The ‘Abenomics -balloon’ is slowly deflating and Abe seems to want to secure his personal future before Japan’s economic situation deteriorates even further. The Japanese Yen has already lost 15% of its value in the past six months and with a failing economy and huge quantitative easing program we are expecting a further depreciation of the Yen. Meanwhile, the gold price in JPY has increased by almost 10% in the same six months, despite a 7.5% drop in the price of gold (expressed in USD). This once again emphasizes every decent investment portfolio should contain some gold and silver to protect yourself against sudden changes in the economic policy.
Our thesis seems to be confirmed as our research has indicated the total amount held in a physical gold ETF issued by Mitsubishi UFJ - "Fruit of Gold" - has increased exponentially since Abenomics went in full force, as can be seen on the following chart.

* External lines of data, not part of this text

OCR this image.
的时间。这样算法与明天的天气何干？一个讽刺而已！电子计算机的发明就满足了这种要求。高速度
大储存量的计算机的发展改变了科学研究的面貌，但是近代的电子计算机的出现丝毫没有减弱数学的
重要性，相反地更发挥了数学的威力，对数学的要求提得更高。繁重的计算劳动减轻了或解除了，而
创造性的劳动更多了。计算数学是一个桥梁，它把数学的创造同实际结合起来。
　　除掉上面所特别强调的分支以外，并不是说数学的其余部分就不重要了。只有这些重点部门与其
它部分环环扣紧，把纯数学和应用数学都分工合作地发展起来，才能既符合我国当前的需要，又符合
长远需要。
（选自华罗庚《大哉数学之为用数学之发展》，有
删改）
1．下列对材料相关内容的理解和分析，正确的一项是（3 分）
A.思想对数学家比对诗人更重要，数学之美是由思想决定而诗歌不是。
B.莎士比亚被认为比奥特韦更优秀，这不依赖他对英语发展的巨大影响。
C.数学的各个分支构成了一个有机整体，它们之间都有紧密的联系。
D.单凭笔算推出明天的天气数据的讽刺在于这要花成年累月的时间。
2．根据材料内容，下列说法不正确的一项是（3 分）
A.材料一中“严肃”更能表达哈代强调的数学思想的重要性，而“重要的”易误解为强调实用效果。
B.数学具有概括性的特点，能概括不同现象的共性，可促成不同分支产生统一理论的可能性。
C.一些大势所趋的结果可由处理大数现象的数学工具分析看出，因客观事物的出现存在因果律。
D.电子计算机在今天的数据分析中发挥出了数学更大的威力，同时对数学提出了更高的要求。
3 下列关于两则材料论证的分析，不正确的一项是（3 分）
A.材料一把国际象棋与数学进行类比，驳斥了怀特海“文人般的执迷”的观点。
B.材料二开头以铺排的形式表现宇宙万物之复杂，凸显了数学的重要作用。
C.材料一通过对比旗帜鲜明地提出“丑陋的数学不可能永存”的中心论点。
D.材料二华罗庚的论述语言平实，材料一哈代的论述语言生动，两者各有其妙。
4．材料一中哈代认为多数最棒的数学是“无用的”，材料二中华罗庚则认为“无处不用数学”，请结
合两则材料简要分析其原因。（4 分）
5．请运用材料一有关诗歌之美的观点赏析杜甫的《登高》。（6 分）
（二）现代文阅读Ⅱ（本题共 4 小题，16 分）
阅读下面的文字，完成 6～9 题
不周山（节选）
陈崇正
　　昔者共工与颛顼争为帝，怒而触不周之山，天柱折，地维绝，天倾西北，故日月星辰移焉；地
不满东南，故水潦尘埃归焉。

The amount of gold is expressed in grams. So whereas this ETF had roughly 1 million grams of gold in 2010 ( 32,150 ounces), this increased exponentially and almost eightfolded in just a few years time. The vertical red line is the moment the Bank of Japan started behaving irrational and you can clearly see the interest to hold physical gold has increased since then. The smart Japanese have mobilized their money and invested it in physical gold to safeguard and protect their purchasing power. And they are right to do so!